Hypertext Transfer Protocol version 2 (HTTP/2) is a new version of the HTTP network protocol used by the World Wide Web. HTTP/2 is based on SPDY® which is an open networking protocol for transporting web content with goals of reducing web page load latency and improving web security.
SPDY® and its successor the HTTP/2 are open networking protocols for transporting web content with goals of reducing web page load latency and improving web security. This reduced latency is achieved by via compression, multiplexing, and prioritization of webpage sub-resources across a single connection per client.
To improve performance, the HTTP/2 RFC 7540 published in May 2015 (ISSN: 2070-1721) features stream prioritization management (for example, section 5.3 of the RFC 7540). This prioritization management provides a way to share limited system resources among parallel resource requests and responses. The algorithm provided for the prioritization management details how to satisfy a client's preferred prioritization and how to proceed when any or all of the preferred prioritizations cannot be satisfied at a given time.
The resource prioritization provided by HTTP/2 utilizes a tree data structure to specify priority. The priority tree orders streams based on dependencies. Nodes in the tree are processed according to their level or depth in the tree. Each stream may be a “child” stream that is dependent on another stream (referred to as the “parent”). The children are dependent on their parents such that each parent must be processed before its children.
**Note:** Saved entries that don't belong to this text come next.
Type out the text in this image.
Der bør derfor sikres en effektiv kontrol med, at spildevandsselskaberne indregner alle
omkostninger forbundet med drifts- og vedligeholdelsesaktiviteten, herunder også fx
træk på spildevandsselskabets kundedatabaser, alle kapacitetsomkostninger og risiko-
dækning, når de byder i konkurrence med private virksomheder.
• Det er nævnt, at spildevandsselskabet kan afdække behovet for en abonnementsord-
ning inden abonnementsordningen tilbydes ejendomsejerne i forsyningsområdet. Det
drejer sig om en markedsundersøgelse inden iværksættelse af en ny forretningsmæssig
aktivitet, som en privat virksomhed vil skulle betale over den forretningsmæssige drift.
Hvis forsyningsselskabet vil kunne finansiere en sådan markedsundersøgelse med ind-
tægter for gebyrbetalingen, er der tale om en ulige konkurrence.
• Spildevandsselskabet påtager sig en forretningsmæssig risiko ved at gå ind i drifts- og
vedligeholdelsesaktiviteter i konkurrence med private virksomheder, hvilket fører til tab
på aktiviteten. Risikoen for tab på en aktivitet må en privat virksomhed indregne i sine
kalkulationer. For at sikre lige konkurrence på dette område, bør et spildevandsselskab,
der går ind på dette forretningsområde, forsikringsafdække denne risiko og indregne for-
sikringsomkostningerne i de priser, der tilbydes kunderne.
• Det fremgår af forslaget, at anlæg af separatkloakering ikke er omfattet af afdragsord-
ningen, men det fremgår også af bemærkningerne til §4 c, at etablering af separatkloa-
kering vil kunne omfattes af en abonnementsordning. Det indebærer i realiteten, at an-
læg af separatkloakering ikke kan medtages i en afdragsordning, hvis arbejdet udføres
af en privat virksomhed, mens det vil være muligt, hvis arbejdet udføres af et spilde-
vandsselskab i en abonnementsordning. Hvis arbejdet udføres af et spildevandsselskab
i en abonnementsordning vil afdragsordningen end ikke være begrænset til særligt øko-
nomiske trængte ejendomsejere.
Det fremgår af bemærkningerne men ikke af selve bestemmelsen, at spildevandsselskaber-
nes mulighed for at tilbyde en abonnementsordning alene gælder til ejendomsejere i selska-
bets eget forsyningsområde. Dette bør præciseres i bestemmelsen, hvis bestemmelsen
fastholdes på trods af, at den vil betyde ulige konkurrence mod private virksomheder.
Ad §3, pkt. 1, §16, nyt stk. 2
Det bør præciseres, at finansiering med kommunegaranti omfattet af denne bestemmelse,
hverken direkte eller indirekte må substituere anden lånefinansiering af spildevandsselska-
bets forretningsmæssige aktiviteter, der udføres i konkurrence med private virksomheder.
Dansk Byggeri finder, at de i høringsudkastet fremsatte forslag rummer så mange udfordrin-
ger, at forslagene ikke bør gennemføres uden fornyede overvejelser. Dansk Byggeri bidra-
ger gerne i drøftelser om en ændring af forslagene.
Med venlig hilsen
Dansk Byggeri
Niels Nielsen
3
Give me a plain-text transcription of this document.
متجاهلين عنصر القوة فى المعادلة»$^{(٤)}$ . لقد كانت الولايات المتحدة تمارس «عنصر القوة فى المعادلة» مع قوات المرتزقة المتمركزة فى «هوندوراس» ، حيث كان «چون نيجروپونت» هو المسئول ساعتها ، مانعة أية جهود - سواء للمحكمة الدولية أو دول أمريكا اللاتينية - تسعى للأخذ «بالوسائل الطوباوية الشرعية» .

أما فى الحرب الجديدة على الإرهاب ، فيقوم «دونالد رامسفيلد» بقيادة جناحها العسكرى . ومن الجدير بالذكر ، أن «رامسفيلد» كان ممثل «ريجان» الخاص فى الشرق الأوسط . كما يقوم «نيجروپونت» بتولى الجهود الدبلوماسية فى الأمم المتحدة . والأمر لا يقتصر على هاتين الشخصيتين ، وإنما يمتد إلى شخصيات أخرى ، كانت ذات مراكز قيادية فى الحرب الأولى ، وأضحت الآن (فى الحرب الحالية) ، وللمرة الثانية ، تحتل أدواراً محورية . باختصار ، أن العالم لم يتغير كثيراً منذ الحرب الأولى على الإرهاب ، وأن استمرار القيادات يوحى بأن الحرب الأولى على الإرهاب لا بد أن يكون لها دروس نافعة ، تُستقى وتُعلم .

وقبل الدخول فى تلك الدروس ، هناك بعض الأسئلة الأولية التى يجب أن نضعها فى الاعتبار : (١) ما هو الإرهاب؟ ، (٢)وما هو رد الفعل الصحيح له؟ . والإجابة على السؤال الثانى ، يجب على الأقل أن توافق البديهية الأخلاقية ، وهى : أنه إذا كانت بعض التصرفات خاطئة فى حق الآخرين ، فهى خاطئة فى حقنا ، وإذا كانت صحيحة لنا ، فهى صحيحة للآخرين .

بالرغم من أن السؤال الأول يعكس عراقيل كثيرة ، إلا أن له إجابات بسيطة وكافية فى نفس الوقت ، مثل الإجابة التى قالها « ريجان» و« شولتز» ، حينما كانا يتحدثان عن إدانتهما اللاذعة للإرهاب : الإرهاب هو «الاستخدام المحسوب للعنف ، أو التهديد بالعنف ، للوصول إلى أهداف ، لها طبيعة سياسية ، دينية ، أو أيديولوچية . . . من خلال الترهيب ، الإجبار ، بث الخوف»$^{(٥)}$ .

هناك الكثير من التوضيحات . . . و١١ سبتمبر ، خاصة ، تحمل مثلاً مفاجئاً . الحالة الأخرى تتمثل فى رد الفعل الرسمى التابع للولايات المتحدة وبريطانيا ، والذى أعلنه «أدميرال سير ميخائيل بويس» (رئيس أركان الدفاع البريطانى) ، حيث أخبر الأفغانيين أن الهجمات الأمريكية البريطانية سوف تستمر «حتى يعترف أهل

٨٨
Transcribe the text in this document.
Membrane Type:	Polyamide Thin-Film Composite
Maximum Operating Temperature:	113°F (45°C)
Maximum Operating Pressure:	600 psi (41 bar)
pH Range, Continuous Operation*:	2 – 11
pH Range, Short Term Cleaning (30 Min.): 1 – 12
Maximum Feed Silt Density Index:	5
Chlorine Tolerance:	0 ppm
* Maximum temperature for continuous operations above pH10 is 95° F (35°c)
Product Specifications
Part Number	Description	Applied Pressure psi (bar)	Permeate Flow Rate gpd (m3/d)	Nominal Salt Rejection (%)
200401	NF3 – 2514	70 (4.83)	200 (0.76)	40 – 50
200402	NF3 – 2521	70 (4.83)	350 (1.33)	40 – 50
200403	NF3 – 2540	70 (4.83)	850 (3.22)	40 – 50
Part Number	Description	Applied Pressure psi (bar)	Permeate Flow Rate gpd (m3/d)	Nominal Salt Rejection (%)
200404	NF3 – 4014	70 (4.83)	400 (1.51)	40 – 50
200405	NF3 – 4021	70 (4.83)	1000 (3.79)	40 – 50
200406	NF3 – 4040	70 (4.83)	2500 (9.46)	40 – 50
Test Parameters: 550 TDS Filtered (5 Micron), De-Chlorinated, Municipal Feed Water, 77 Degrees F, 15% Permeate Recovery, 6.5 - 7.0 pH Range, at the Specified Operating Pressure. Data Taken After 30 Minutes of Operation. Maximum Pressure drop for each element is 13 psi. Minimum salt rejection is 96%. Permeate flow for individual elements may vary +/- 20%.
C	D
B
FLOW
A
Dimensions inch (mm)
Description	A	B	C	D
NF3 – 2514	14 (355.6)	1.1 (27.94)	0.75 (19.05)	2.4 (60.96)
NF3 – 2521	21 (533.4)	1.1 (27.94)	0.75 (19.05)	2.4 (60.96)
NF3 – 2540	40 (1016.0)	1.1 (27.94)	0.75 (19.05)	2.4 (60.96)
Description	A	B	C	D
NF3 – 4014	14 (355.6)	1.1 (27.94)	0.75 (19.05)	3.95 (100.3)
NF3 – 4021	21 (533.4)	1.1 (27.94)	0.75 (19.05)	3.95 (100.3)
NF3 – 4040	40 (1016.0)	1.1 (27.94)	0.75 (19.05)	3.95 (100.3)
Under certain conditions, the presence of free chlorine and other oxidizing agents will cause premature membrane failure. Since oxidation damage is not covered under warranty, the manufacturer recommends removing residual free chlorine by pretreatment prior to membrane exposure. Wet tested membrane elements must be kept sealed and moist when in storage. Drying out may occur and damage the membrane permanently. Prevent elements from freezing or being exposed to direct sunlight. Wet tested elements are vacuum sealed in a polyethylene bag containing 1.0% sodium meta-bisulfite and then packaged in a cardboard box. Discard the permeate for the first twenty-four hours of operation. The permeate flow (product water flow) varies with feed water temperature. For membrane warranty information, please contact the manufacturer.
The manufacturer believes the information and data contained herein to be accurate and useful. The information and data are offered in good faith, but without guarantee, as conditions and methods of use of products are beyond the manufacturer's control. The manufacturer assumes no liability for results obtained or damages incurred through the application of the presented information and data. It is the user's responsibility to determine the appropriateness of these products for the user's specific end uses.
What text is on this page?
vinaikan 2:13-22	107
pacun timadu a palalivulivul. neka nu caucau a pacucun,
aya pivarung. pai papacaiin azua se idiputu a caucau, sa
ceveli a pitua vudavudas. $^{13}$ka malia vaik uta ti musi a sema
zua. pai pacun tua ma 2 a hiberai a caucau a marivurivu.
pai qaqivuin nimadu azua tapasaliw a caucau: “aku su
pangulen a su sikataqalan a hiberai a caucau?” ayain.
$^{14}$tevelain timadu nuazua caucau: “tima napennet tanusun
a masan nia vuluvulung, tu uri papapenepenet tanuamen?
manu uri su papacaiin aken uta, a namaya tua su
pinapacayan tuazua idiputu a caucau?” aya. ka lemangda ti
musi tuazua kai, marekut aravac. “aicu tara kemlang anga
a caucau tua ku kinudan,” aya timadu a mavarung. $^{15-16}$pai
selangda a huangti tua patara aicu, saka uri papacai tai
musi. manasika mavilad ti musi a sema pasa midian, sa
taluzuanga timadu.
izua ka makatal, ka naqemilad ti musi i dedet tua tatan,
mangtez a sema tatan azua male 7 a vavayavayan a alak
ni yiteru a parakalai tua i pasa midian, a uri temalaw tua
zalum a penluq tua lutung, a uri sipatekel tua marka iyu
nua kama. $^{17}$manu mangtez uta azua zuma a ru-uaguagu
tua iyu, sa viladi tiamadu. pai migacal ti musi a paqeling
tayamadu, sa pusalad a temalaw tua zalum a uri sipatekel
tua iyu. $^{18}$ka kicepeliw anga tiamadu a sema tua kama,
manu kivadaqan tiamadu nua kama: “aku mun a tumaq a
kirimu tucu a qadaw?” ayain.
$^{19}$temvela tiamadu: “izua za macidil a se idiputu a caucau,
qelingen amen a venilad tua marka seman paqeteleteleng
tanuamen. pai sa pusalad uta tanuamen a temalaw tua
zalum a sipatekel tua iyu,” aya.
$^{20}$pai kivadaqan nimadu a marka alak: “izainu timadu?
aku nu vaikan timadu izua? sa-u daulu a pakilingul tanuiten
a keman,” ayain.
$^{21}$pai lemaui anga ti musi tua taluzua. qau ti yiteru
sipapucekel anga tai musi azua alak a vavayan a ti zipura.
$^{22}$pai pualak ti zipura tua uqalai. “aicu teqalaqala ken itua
Among children at the same level in the tree (i.e., “brothers”), relative weights may be assigned and utilized to determine the relative amount of resources to be allocated to each stream at the level, with the processing order of the brothers being arbitrarily assigned. Additionally, a stream in a priority tree may be exclusive, i.e., the only stream that depends immediately from its parent. If a stream is exclusive, other streams that would be dependent on the same parent instead become dependent on the exclusive stream.
Accordingly, each stream may be assigned a PRIORITY frame providing its stream dependency (i.e., its parent), its weight (relative to its brothers), and whether the stream is exclusively dependent. When no prioritization scheme is specified, default settings may be utilized. For example, all streams may initially be assigned a non-exclusive dependency on a root stream 0x0 with a default weight of 16.
If a new PRIORITY frame having priority data for an existing stream in the priority tree is provided, the existing stream (and any dependent streams) may be reprioritized accordingly by changing, e.g., the dependency, weight, or exclusivity. This reprioritization therefore affects the structure of the priority tree.
Streams having the same depth or level (hereinafter “degree relative” streams) within a priority tree may be considered to be related by degree. Degree relative streams do not necessarily share the same parent, but they are separated from the root node by the same degree. Additionally, the parents of degree relative streams are themselves degree relative streams. When allocating resources to nodes in the tree (e.g., when a buffer is created and needs to be allocated), the resources may be initially allocated to streams in a current set of degree relative streams. The current set of degree relative streams typically includes all degree relative streams in the first level of the priority tree having available nodes.
According to the HTTP/2 RFC, when a blocked stream is encountered, the resources allocated to the blocked stream should be reallocated and split among its children according to their relative weights. Additionally, the RFC suggests keeping track of genealogy among nodes in the tree at all times during streaming. This may increase computing resource usage and/or slow down streaming.
FIG. 1 is an example priority tree 100 utilized to demonstrate the relationships between degree relative streams. The example priority tree 100 includes a root node 110, two immediate children nodes 120 and 130, and three indirectly dependent nodes 140, 150, and 160. The nodes 120 and 130 are first degree relative streams, i.e., they are related in that each is immediately dependent on the root node 110. The nodes 140, 150, and 160 are second degree relative streams, i.e., they are related in that each is indirectly dependent on the root node 110 through one parent.
The weight initially assigned to each stream (e.g., via a HEADERS or PRIORITY frame as defined in the HTTP/2 RFC) is a relative weight indicating the amount of resources to be assigned to the stream relative to other streams. For example, in the tree 100, if nodes 120 and 130 have relative weights 16 and 32, respectively, then node 120 will carry 16/(16+32)=⅓ of the resources and node 130 will carry 32/(16+32)=⅔ of the resources.
The HTTP/2 RFC does not define a scheme for prioritization management that can dynamically and easily adapt to changing real world circumstances. For example, the HTTP/2 RFC does not define how the prioritization management should adapt the priorities when nodes of the tree are blocked, closed, missing a parent, or otherwise unavailable. The lack of an easy-to-adapt priority mechanism when transferring data using HTTP/2 may result in requiring feature data from backend servers, thereby slowing down resource retrieval and rendering of content (e.g. webpages) on web browsers.
It would therefore be advantageous to provide a solution that would overcome the deficiencies of the prior art.